私の愛した未来
「春子ーー!遅い!早くしないと冷やし中華売り切れちゃう!」
里奈がプクッとほっぺを膨らませている。
「ご、ごめん!」
「夏限定の冷やし中華食べるんでしょー?」
「もちろん!」
この学校は夏季セミナー限定メニューが出るんだよね。
冷やし中華に冷やしラーメン
それにアイスクレープまで…
限定メニューは人気で売り切れ続出なんだ。
「春子と松原は待ってろよ、俺と拓真で買ってきてやるから。」
「え?未来…買ってきてくれるの??」
どーゆー風の吹き回し?
「え!未来くん優しーー!拓真にもこーゆー乙女を思う気持ちを持って欲しい!」
「おいおい、里奈ぁ、俺だって買ってきてやるって!」
「いや、この状況で買いに行かないバカはいないっしょ?私が言いたいのは、未来くんみたいに サラッと言うことができて欲しいって意味ー!」
「里奈…厳しい…」
相変わらずな2人。
「未来…本当にいいの?」
「おう。

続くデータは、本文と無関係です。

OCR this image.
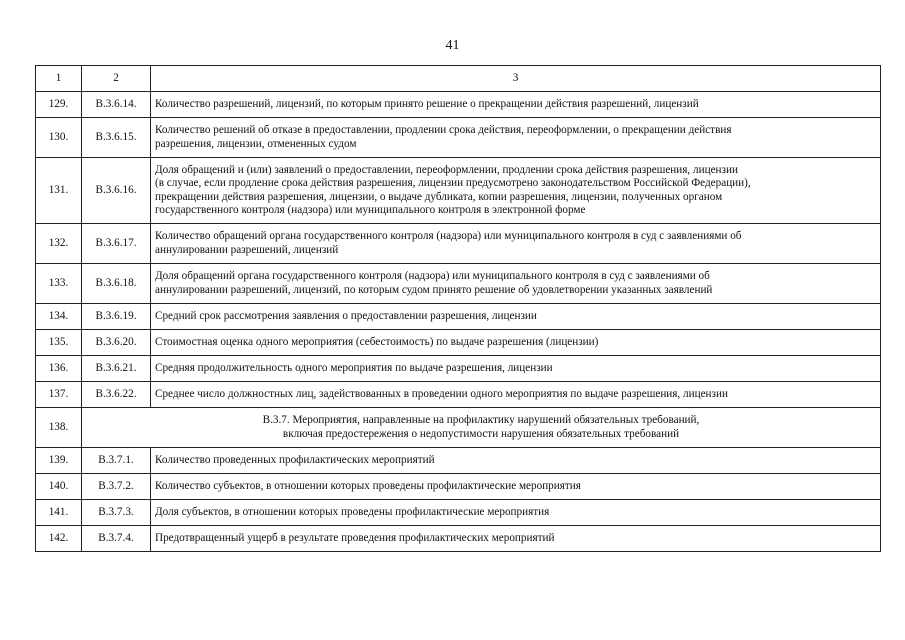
41
1	2	3
129.	В.3.6.14.	Количество разрешений, лицензий, по которым принято решение о прекращении действия разрешений, лицензий

130.	В.3.6.15.	Количество решений об отказе в предоставлении, продлении срока действия, переоформлении, о прекращении действия
разрешения, лицензии, отмененных судом

131.	В.3.6.16.	Доля обращений и (или) заявлений о предоставлении, переоформлении, продлении срока действия разрешения, лицензии
(в случае, если продление срока действия разрешения, лицензии предусмотрено законодательством Российской Федерации),
прекращении действия разрешения, лицензии, о выдаче дубликата, копии разрешения, лицензии, полученных органом
государственного контроля (надзора) или муниципального контроля в электронной форме

132.	В.3.6.17.	Количество обращений органа государственного контроля (надзора) или муниципального контроля в суд с заявлениями об
аннулировании разрешений, лицензий

133.	В.3.6.18.	Доля обращений органа государственного контроля (надзора) или муниципального контроля в суд с заявлениями об
аннулировании разрешений, лицензий, по которым судом принято решение об удовлетворении указанных заявлений

134.	В.3.6.19.	Средний срок рассмотрения заявления о предоставлении разрешения, лицензии

135.	В.3.6.20.	Стоимостная оценка одного мероприятия (себестоимость) по выдаче разрешения (лицензии)

136.	В.3.6.21.	Средняя продолжительность одного мероприятия по выдаче разрешения, лицензии

137.	В.3.6.22.	Среднее число должностных лиц, задействованных в проведении одного мероприятия по выдаче разрешения, лицензии

138.	В.3.7. Мероприятия, направленные на профилактику нарушений обязательных требований,
включая предостережения о недопустимости нарушения обязательных требований	

139.	В.3.7.1.	Количество проведенных профилактических мероприятий

140.	В.3.7.2.	Количество субъектов, в отношении которых проведены профилактические мероприятия

141.	В.3.7.3.	Доля субъектов, в отношении которых проведены профилактические мероприятия

142.	В.3.7.4.	Предотвращенный ущерб в результате проведения профилактических мероприятий
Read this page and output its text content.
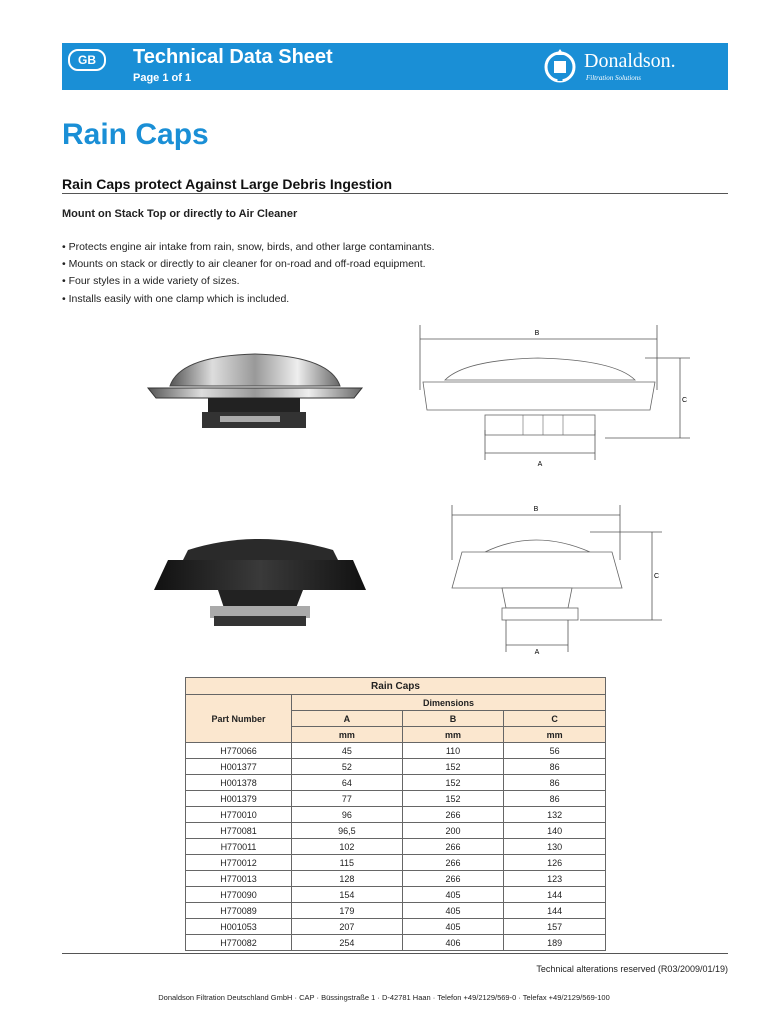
GB	Technical Data Sheet
Page 1 of 1
Donaldson.
Filtration Solutions
Rain Caps
Rain Caps protect Against Large Debris Ingestion
Mount on Stack Top or directly to Air Cleaner
• Protects engine air intake from rain, snow, birds, and other large contaminants.
• Mounts on stack or directly to air cleaner for on-road and off-road equipment.
• Four styles in a wide variety of sizes.
• Installs easily with one clamp which is included.
B
A
C
B
A
C
Rain Caps			
Part Number	Dimensions		
	A	B	C
	mm	mm	mm
H770066	45	110	56
H001377	52	152	86
H001378	64	152	86
H001379	77	152	86
H770010	96	266	132
H770081	96,5	200	140
H770011	102	266	130
H770012	115	266	126
H770013	128	266	123
H770090	154	405	144
H770089	179	405	144
H001053	207	405	157
H770082	254	406	189
Technical alterations reserved (R03/2009/01/19)
Donaldson Filtration Deutschland GmbH · CAP · Büssingstraße 1 · D-42781 Haan · Telefon +49/2129/569-0 · Telefax +49/2129/569-100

冷やし中華な。松原は?冷やし中華?」
「うん!じゃ、2人ともよろしくぅー!」
財布を持って人ごみに入っていく2人。
夏季セミナーの食堂でも
未来が通る後は自然と女子生徒が集まる。
みんな未来のことを応援しているからか、写メを撮ったりする人も減った。
それは私のヤキモチが減ったってことにも繋がるけど。
「それにしても未来くん、買ってきてくれるとか優しいね!」
「うん…なんか、あったのかな…」
「へ??なんで買ってきてくれると何かあるの?」
「あ、いや…いつもは一緒に行くじゃん?なのに今日はなんでかなーって思って…。」
「んー…いつもより混んでるからじゃん?ウチらに席取り任せたんだって!」
「でも、もう席は里奈がとっててくれたでしょ??」
「…うーん…ま、深く考えなくて平気だよ!ほら!見て?あんな人ごみじゃ、ウチら潰されちゃうよ。」
確かに、食券売り場は人がごった返している。